Projective and injective modules are compatible with block decompositions of algebras in an obvious way.
$A$ is a $k$-algebra and $b$ is an idempotent in $Z(A)$.
(i)Let $P$ be a projective(resp. injective) $A$-module. Then $bP$ is a projective(resp. injective) $Ab$-module.
(ii) Let $Q$ be a projective (resp. injective) $Ab$-module. Then $Q$ remains projective(resp. injective) as an $A$-module.

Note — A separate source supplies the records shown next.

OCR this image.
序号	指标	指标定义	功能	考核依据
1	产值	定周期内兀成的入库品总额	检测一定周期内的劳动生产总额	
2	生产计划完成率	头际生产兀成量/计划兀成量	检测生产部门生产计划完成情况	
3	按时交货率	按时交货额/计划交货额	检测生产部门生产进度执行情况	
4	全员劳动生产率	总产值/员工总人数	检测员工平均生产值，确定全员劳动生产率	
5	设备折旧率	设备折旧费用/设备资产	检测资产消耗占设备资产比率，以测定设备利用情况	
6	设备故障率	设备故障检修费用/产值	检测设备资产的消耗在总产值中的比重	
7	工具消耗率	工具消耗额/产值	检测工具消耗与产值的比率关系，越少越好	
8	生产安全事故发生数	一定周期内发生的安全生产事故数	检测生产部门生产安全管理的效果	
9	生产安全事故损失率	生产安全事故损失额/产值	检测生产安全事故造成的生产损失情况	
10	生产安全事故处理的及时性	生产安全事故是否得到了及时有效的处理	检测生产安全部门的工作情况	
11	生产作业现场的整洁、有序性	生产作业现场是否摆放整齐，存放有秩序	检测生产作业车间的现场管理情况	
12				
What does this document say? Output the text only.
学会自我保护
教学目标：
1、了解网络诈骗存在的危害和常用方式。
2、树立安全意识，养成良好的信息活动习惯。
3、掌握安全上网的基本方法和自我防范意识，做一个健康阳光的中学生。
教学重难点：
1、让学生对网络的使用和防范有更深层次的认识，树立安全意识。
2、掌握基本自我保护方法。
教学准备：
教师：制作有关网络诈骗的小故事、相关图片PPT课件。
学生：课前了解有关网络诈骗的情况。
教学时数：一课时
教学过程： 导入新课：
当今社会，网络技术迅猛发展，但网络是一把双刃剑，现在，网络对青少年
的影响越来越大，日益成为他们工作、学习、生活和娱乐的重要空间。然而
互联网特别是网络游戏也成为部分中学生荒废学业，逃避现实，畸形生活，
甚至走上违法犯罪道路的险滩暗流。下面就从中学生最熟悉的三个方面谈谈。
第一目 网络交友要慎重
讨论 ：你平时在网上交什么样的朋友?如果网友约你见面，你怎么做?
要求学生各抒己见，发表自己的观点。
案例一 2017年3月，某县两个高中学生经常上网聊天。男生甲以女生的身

I really cannot see how this is obvious. And I'm only able to come up with a proof for the projective case in (i). For (ii), is $Q$ even an $A$-module? Any hints would be appreciated!
Think of $A$ as $A_1\times A_2$ where $A_1=bA$ and $A_2=(1-b)A$. Then every $A$-module $M$ has the form $M=M_1\times M_2$ where $M_i$ are $A_i$-modules (if you insist, $M_1=bM$ and $M_2=(1-b)M$). This way you can identify the $A_1$-module $N$ with the $A$-module $N\times\{0\}$.
When is $M=M_1\times M_2$, projective/injective? I claim it's injective iff each $M_i$ is injective over $A_i$. So $M$ is injective if given an injection $i:N\to P$, then the induced map $i^*:\text{Hom}_A(P,M)\to\text{Hom}_A(N,M)$ is surjective. But$$\text{Hom}_A(N,M)=\text{Hom}_{A_1\times A_2}(N_1\times N_2,M_1\times M_2)=\text{Hom}_{A_1}(N_1,M_1)\times\text{Hom}_{A_2}(N_2,M_2)$$ etc. Then $i^*$ is onto iff both $\text{Hom}_{A_i}(P_i,M_i)\to\text{Hom}_{A_i}(N_i,M_i)$ are onto. Now for $i$ to be an injection it's necessary and sufficient that the induced maps $i_1:N_1\to P_1$ and $i_2:N_2\to P_2$. It follows that $M$ is injective iff each $M_i$ is injective over $A_i$.
Identifyin the $A_1$-module $N$ with the $A$-module $N\times\{0\}$, since $\{0\}$ is injective over $A_2$ then $N$ is injective over $A$ iff it is injective over $A_1$.